L’11 aprile a Forlì si è svolto il secondo incontro intitolato “competenze del futuro e persone al centro”. a seguire un estratto dai contributi di Alessandra Lanza e Stefano Molina, che sono intervenuti sul tema.
Estratti dai contributi di Stefano Molina e Alessandra Lanza
Estratto del contributo di stefano molina – dirigente di ricerca fondazione agnelli
Uomo e macchina: dialogo o competizione?
Di fronte alla richiesta di brevetto presentata da un certo William Lee per un nuovo telaio in grado di produrre calze da donna, Elisabetta oppose un fermo rifiuto: la regina era preoccupata degli effetti negativi prodotti da quella macchina sull’occupazione delle sue magliaie. Correva l’anno 1589.
Questo aneddoto è interessante per almeno due motivi. Innanzitutto dimostra come la questione della “disoccupazione tecnologica” – ossia la riduzione della quantità di lavoro impiegata per unità di prodotto a seguito dell’introduzione di macchinari e impianti nel processo produttivo – non sia recente, ma preceda di diversi secoli la sua nota teorizzazione da parte di John Maynard Keynes (1933).

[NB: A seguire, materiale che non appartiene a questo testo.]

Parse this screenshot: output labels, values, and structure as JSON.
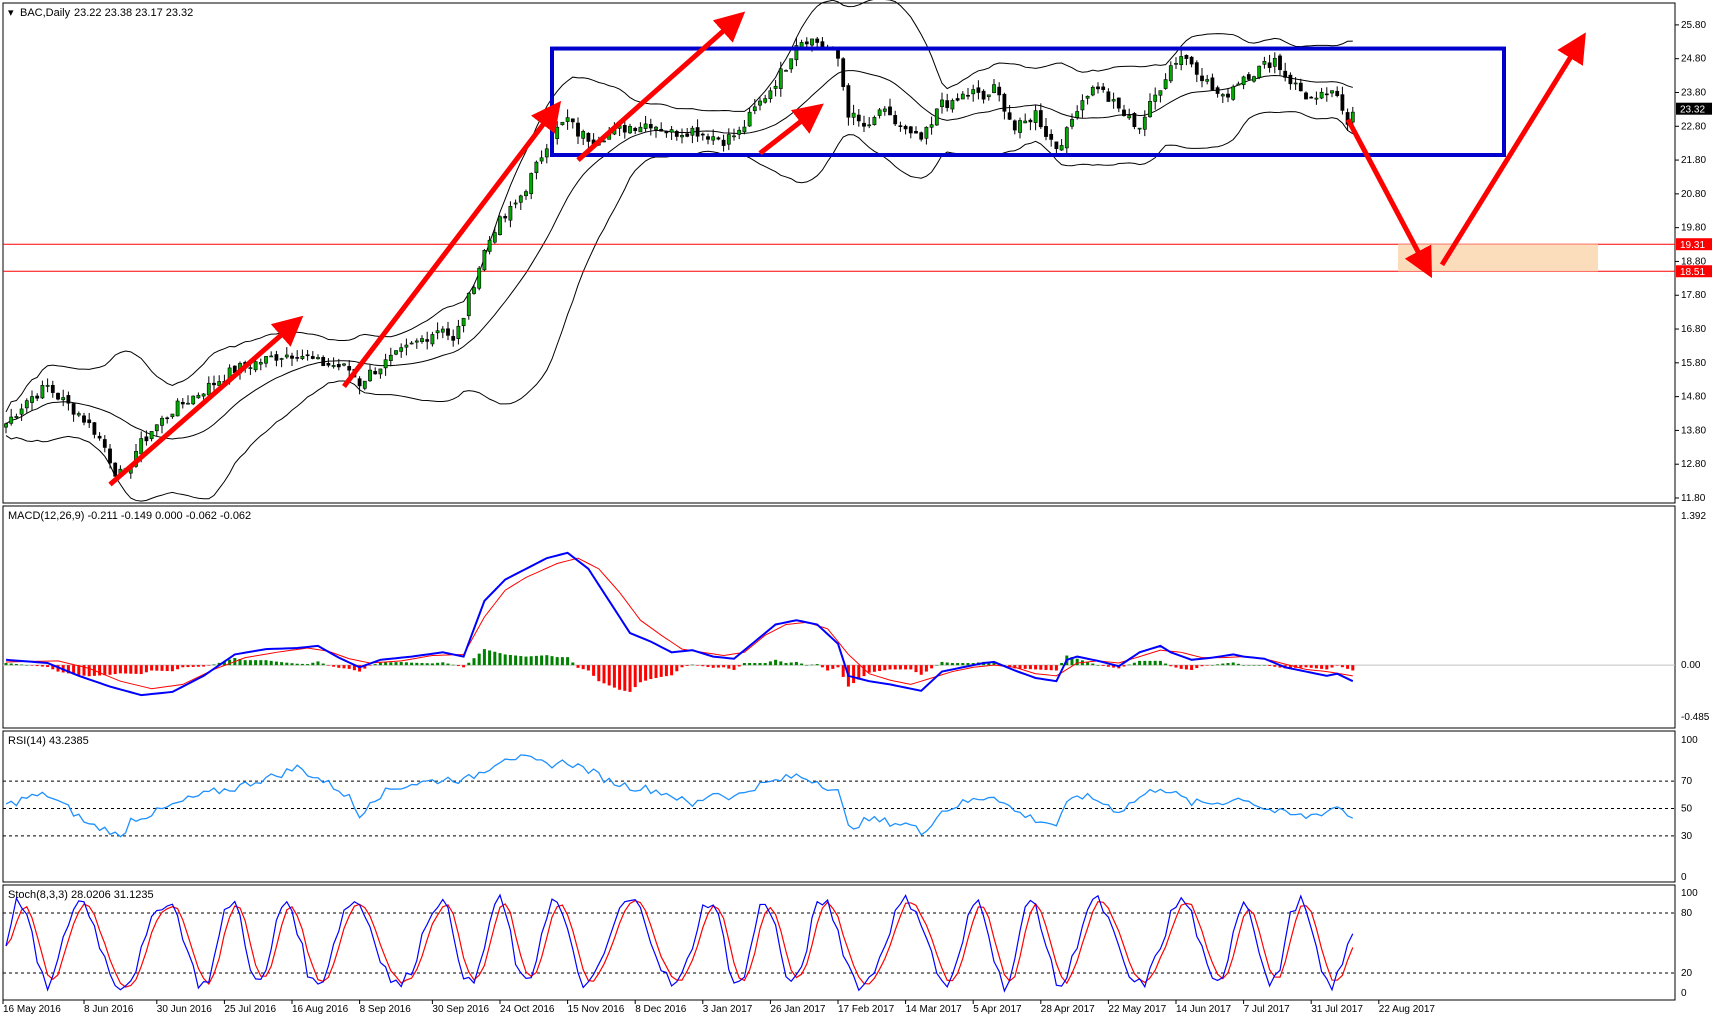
{
  "chart_data": {
    "type": "candlestick",
    "symbol_header": "BAC,Daily",
    "ohlc_header": "23.22 23.38 23.17 23.32",
    "price_panel": {
      "ylim": [
        11.8,
        26.3
      ],
      "y_ticks": [
        "25.80",
        "24.80",
        "23.80",
        "22.80",
        "21.80",
        "20.80",
        "19.80",
        "18.80",
        "17.80",
        "16.80",
        "15.80",
        "14.80",
        "13.80",
        "12.80",
        "11.80"
      ],
      "current_price": "23.32",
      "levels": [
        {
          "label": "19.31",
          "value": 19.31,
          "color": "#ff0000"
        },
        {
          "label": "18.51",
          "value": 18.51,
          "color": "#ff0000"
        }
      ],
      "range_box": {
        "top": 25.1,
        "bottom": 21.95,
        "color": "#0000cc"
      },
      "target_zone": {
        "top": 19.31,
        "bottom": 18.51,
        "color": "#fbd9b5"
      },
      "close_path": [
        [
          0,
          14.0
        ],
        [
          4,
          14.7
        ],
        [
          8,
          15.1
        ],
        [
          10,
          14.8
        ],
        [
          14,
          14.3
        ],
        [
          17,
          13.8
        ],
        [
          19,
          13.3
        ],
        [
          21,
          12.6
        ],
        [
          23,
          12.4
        ],
        [
          25,
          13.2
        ],
        [
          28,
          13.8
        ],
        [
          32,
          14.4
        ],
        [
          36,
          14.8
        ],
        [
          40,
          15.2
        ],
        [
          44,
          15.6
        ],
        [
          48,
          15.8
        ],
        [
          52,
          16.0
        ],
        [
          56,
          16.1
        ],
        [
          60,
          15.8
        ],
        [
          64,
          15.7
        ],
        [
          66,
          15.6
        ],
        [
          68,
          15.2
        ],
        [
          70,
          15.5
        ],
        [
          74,
          15.9
        ],
        [
          78,
          16.3
        ],
        [
          81,
          16.6
        ],
        [
          84,
          16.9
        ],
        [
          86,
          16.4
        ],
        [
          88,
          17.2
        ],
        [
          90,
          18.2
        ],
        [
          92,
          19.1
        ],
        [
          94,
          19.8
        ],
        [
          96,
          20.1
        ],
        [
          98,
          20.5
        ],
        [
          100,
          21.0
        ],
        [
          102,
          21.6
        ],
        [
          104,
          22.3
        ],
        [
          106,
          22.7
        ],
        [
          108,
          23.0
        ],
        [
          110,
          22.6
        ],
        [
          113,
          22.4
        ],
        [
          116,
          22.6
        ],
        [
          120,
          22.8
        ],
        [
          124,
          22.9
        ],
        [
          128,
          22.6
        ],
        [
          132,
          22.7
        ],
        [
          136,
          22.5
        ],
        [
          138,
          22.4
        ],
        [
          141,
          22.6
        ],
        [
          144,
          23.3
        ],
        [
          147,
          23.9
        ],
        [
          150,
          24.6
        ],
        [
          152,
          25.3
        ],
        [
          154,
          25.4
        ],
        [
          156,
          25.3
        ],
        [
          158,
          25.1
        ],
        [
          160,
          24.8
        ],
        [
          162,
          23.2
        ],
        [
          164,
          22.9
        ],
        [
          166,
          22.7
        ],
        [
          168,
          23.3
        ],
        [
          170,
          23.0
        ],
        [
          172,
          22.8
        ],
        [
          174,
          22.5
        ],
        [
          176,
          22.4
        ],
        [
          178,
          22.8
        ],
        [
          180,
          23.6
        ],
        [
          182,
          23.4
        ],
        [
          184,
          23.7
        ],
        [
          186,
          23.8
        ],
        [
          188,
          23.6
        ],
        [
          190,
          23.9
        ],
        [
          192,
          23.4
        ],
        [
          194,
          22.7
        ],
        [
          196,
          22.9
        ],
        [
          198,
          23.2
        ],
        [
          200,
          22.6
        ],
        [
          202,
          22.2
        ],
        [
          204,
          22.6
        ],
        [
          206,
          23.4
        ],
        [
          208,
          23.8
        ],
        [
          210,
          24.0
        ],
        [
          212,
          23.6
        ],
        [
          214,
          23.3
        ],
        [
          216,
          23.0
        ],
        [
          218,
          22.8
        ],
        [
          220,
          23.4
        ],
        [
          222,
          24.0
        ],
        [
          224,
          24.6
        ],
        [
          226,
          24.9
        ],
        [
          228,
          24.7
        ],
        [
          230,
          24.3
        ],
        [
          232,
          23.9
        ],
        [
          234,
          23.6
        ],
        [
          236,
          24.0
        ],
        [
          238,
          24.3
        ],
        [
          240,
          24.4
        ],
        [
          242,
          24.6
        ],
        [
          244,
          24.8
        ],
        [
          246,
          24.3
        ],
        [
          248,
          24.0
        ],
        [
          250,
          23.7
        ],
        [
          252,
          23.5
        ],
        [
          254,
          23.8
        ],
        [
          256,
          23.6
        ],
        [
          258,
          23.0
        ],
        [
          259,
          23.32
        ]
      ],
      "bars": 260
    },
    "macd_panel": {
      "label": "MACD(12,26,9) -0.211 -0.149 0.000 -0.062 -0.062",
      "ylim": [
        -0.55,
        1.45
      ],
      "y_ticks": [
        "1.392",
        "0.00",
        "-0.485"
      ],
      "macd_line_color": "#0000ff",
      "signal_line_color": "#ff0000",
      "hist_up_color": "#008000",
      "hist_down_color": "#ff0000",
      "macd_path": [
        [
          0,
          0.05
        ],
        [
          8,
          0.02
        ],
        [
          14,
          -0.1
        ],
        [
          20,
          -0.2
        ],
        [
          26,
          -0.28
        ],
        [
          32,
          -0.25
        ],
        [
          38,
          -0.1
        ],
        [
          44,
          0.1
        ],
        [
          50,
          0.15
        ],
        [
          56,
          0.16
        ],
        [
          60,
          0.18
        ],
        [
          64,
          0.07
        ],
        [
          68,
          -0.02
        ],
        [
          72,
          0.05
        ],
        [
          78,
          0.08
        ],
        [
          84,
          0.12
        ],
        [
          88,
          0.08
        ],
        [
          92,
          0.6
        ],
        [
          96,
          0.8
        ],
        [
          100,
          0.9
        ],
        [
          104,
          1.0
        ],
        [
          108,
          1.05
        ],
        [
          112,
          0.9
        ],
        [
          116,
          0.6
        ],
        [
          120,
          0.3
        ],
        [
          124,
          0.22
        ],
        [
          128,
          0.12
        ],
        [
          132,
          0.14
        ],
        [
          136,
          0.08
        ],
        [
          140,
          0.06
        ],
        [
          144,
          0.22
        ],
        [
          148,
          0.38
        ],
        [
          152,
          0.42
        ],
        [
          156,
          0.38
        ],
        [
          160,
          0.2
        ],
        [
          162,
          -0.1
        ],
        [
          166,
          -0.15
        ],
        [
          170,
          -0.18
        ],
        [
          174,
          -0.22
        ],
        [
          176,
          -0.24
        ],
        [
          180,
          -0.06
        ],
        [
          184,
          -0.02
        ],
        [
          188,
          0.02
        ],
        [
          190,
          0.03
        ],
        [
          194,
          -0.05
        ],
        [
          198,
          -0.12
        ],
        [
          202,
          -0.15
        ],
        [
          204,
          0.05
        ],
        [
          206,
          0.08
        ],
        [
          210,
          0.04
        ],
        [
          214,
          -0.01
        ],
        [
          218,
          0.12
        ],
        [
          222,
          0.18
        ],
        [
          224,
          0.12
        ],
        [
          228,
          0.05
        ],
        [
          232,
          0.07
        ],
        [
          236,
          0.1
        ],
        [
          238,
          0.08
        ],
        [
          242,
          0.06
        ],
        [
          246,
          -0.02
        ],
        [
          250,
          -0.06
        ],
        [
          254,
          -0.1
        ],
        [
          256,
          -0.08
        ],
        [
          259,
          -0.15
        ]
      ],
      "signal_path": [
        [
          0,
          0.03
        ],
        [
          10,
          0.04
        ],
        [
          16,
          -0.03
        ],
        [
          22,
          -0.15
        ],
        [
          28,
          -0.22
        ],
        [
          34,
          -0.18
        ],
        [
          40,
          -0.04
        ],
        [
          46,
          0.07
        ],
        [
          52,
          0.12
        ],
        [
          58,
          0.16
        ],
        [
          62,
          0.13
        ],
        [
          66,
          0.06
        ],
        [
          70,
          0.02
        ],
        [
          76,
          0.04
        ],
        [
          82,
          0.09
        ],
        [
          88,
          0.1
        ],
        [
          92,
          0.45
        ],
        [
          96,
          0.7
        ],
        [
          100,
          0.82
        ],
        [
          106,
          0.95
        ],
        [
          110,
          1.0
        ],
        [
          114,
          0.9
        ],
        [
          118,
          0.68
        ],
        [
          122,
          0.42
        ],
        [
          126,
          0.28
        ],
        [
          130,
          0.15
        ],
        [
          134,
          0.12
        ],
        [
          138,
          0.09
        ],
        [
          142,
          0.12
        ],
        [
          146,
          0.28
        ],
        [
          150,
          0.38
        ],
        [
          154,
          0.4
        ],
        [
          158,
          0.34
        ],
        [
          162,
          0.1
        ],
        [
          166,
          -0.08
        ],
        [
          170,
          -0.14
        ],
        [
          174,
          -0.18
        ],
        [
          178,
          -0.12
        ],
        [
          182,
          -0.06
        ],
        [
          186,
          -0.02
        ],
        [
          190,
          0.0
        ],
        [
          194,
          -0.02
        ],
        [
          198,
          -0.08
        ],
        [
          202,
          -0.1
        ],
        [
          206,
          0.02
        ],
        [
          210,
          0.04
        ],
        [
          214,
          0.02
        ],
        [
          218,
          0.08
        ],
        [
          222,
          0.14
        ],
        [
          226,
          0.12
        ],
        [
          230,
          0.07
        ],
        [
          234,
          0.07
        ],
        [
          238,
          0.08
        ],
        [
          242,
          0.06
        ],
        [
          246,
          0.01
        ],
        [
          250,
          -0.04
        ],
        [
          254,
          -0.06
        ],
        [
          259,
          -0.1
        ]
      ]
    },
    "rsi_panel": {
      "label": "RSI(14) 43.2385",
      "ylim": [
        0,
        100
      ],
      "y_ticks": [
        "100",
        "70",
        "50",
        "30",
        "0"
      ],
      "levels": [
        70,
        50,
        30
      ],
      "line_color": "#1e90ff",
      "path": [
        [
          0,
          52
        ],
        [
          4,
          58
        ],
        [
          8,
          60
        ],
        [
          12,
          50
        ],
        [
          16,
          38
        ],
        [
          20,
          34
        ],
        [
          22,
          28
        ],
        [
          24,
          42
        ],
        [
          28,
          46
        ],
        [
          32,
          52
        ],
        [
          36,
          58
        ],
        [
          40,
          62
        ],
        [
          44,
          65
        ],
        [
          48,
          70
        ],
        [
          52,
          74
        ],
        [
          56,
          80
        ],
        [
          60,
          72
        ],
        [
          64,
          64
        ],
        [
          66,
          58
        ],
        [
          68,
          44
        ],
        [
          70,
          56
        ],
        [
          74,
          64
        ],
        [
          78,
          68
        ],
        [
          82,
          70
        ],
        [
          86,
          72
        ],
        [
          88,
          70
        ],
        [
          92,
          78
        ],
        [
          96,
          88
        ],
        [
          100,
          86
        ],
        [
          104,
          82
        ],
        [
          108,
          84
        ],
        [
          112,
          78
        ],
        [
          116,
          70
        ],
        [
          120,
          66
        ],
        [
          124,
          64
        ],
        [
          128,
          60
        ],
        [
          132,
          52
        ],
        [
          136,
          62
        ],
        [
          140,
          58
        ],
        [
          144,
          66
        ],
        [
          148,
          70
        ],
        [
          152,
          74
        ],
        [
          156,
          70
        ],
        [
          160,
          62
        ],
        [
          162,
          36
        ],
        [
          166,
          42
        ],
        [
          170,
          40
        ],
        [
          174,
          38
        ],
        [
          176,
          32
        ],
        [
          180,
          48
        ],
        [
          184,
          54
        ],
        [
          188,
          58
        ],
        [
          190,
          60
        ],
        [
          194,
          48
        ],
        [
          198,
          42
        ],
        [
          202,
          38
        ],
        [
          204,
          52
        ],
        [
          206,
          60
        ],
        [
          210,
          56
        ],
        [
          214,
          48
        ],
        [
          218,
          58
        ],
        [
          222,
          66
        ],
        [
          224,
          62
        ],
        [
          228,
          54
        ],
        [
          232,
          54
        ],
        [
          236,
          56
        ],
        [
          238,
          58
        ],
        [
          242,
          50
        ],
        [
          246,
          46
        ],
        [
          250,
          44
        ],
        [
          254,
          48
        ],
        [
          256,
          52
        ],
        [
          259,
          43
        ]
      ]
    },
    "stoch_panel": {
      "label": "Stoch(8,3,3) 28.0206 31.1235",
      "ylim": [
        0,
        100
      ],
      "y_ticks": [
        "100",
        "80",
        "20",
        "0"
      ],
      "levels": [
        80,
        20
      ],
      "main_color": "#0000ff",
      "signal_color": "#ff0000",
      "period": 13
    },
    "x_ticks": [
      {
        "label": "16 May 2016",
        "bar": 0
      },
      {
        "label": "8 Jun 2016",
        "bar": 15
      },
      {
        "label": "30 Jun 2016",
        "bar": 29
      },
      {
        "label": "25 Jul 2016",
        "bar": 42
      },
      {
        "label": "16 Aug 2016",
        "bar": 55
      },
      {
        "label": "8 Sep 2016",
        "bar": 68
      },
      {
        "label": "30 Sep 2016",
        "bar": 82
      },
      {
        "label": "24 Oct 2016",
        "bar": 95
      },
      {
        "label": "15 Nov 2016",
        "bar": 108
      },
      {
        "label": "8 Dec 2016",
        "bar": 121
      },
      {
        "label": "3 Jan 2017",
        "bar": 134
      },
      {
        "label": "26 Jan 2017",
        "bar": 147
      },
      {
        "label": "17 Feb 2017",
        "bar": 160
      },
      {
        "label": "14 Mar 2017",
        "bar": 173
      },
      {
        "label": "5 Apr 2017",
        "bar": 186
      },
      {
        "label": "28 Apr 2017",
        "bar": 199
      },
      {
        "label": "22 May 2017",
        "bar": 212
      },
      {
        "label": "14 Jun 2017",
        "bar": 225
      },
      {
        "label": "7 Jul 2017",
        "bar": 238
      },
      {
        "label": "31 Jul 2017",
        "bar": 251
      },
      {
        "label": "22 Aug 2017",
        "bar": 264
      }
    ]
  }
}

Secondo: la semplice disponibilità di un’innovazione tecnologica, per quanto efficiente possa essere, non produce automaticamente effetti sull’occupazione. Servono anche altre condizioni di contesto, quali il calcolo di convenienza e la conseguente decisione da parte di un imprenditore di adottare l’innovazione, e il superamento delle inevitabili resistenze di natura politica e sociale alla sostituzione del lavoro umano con macchine.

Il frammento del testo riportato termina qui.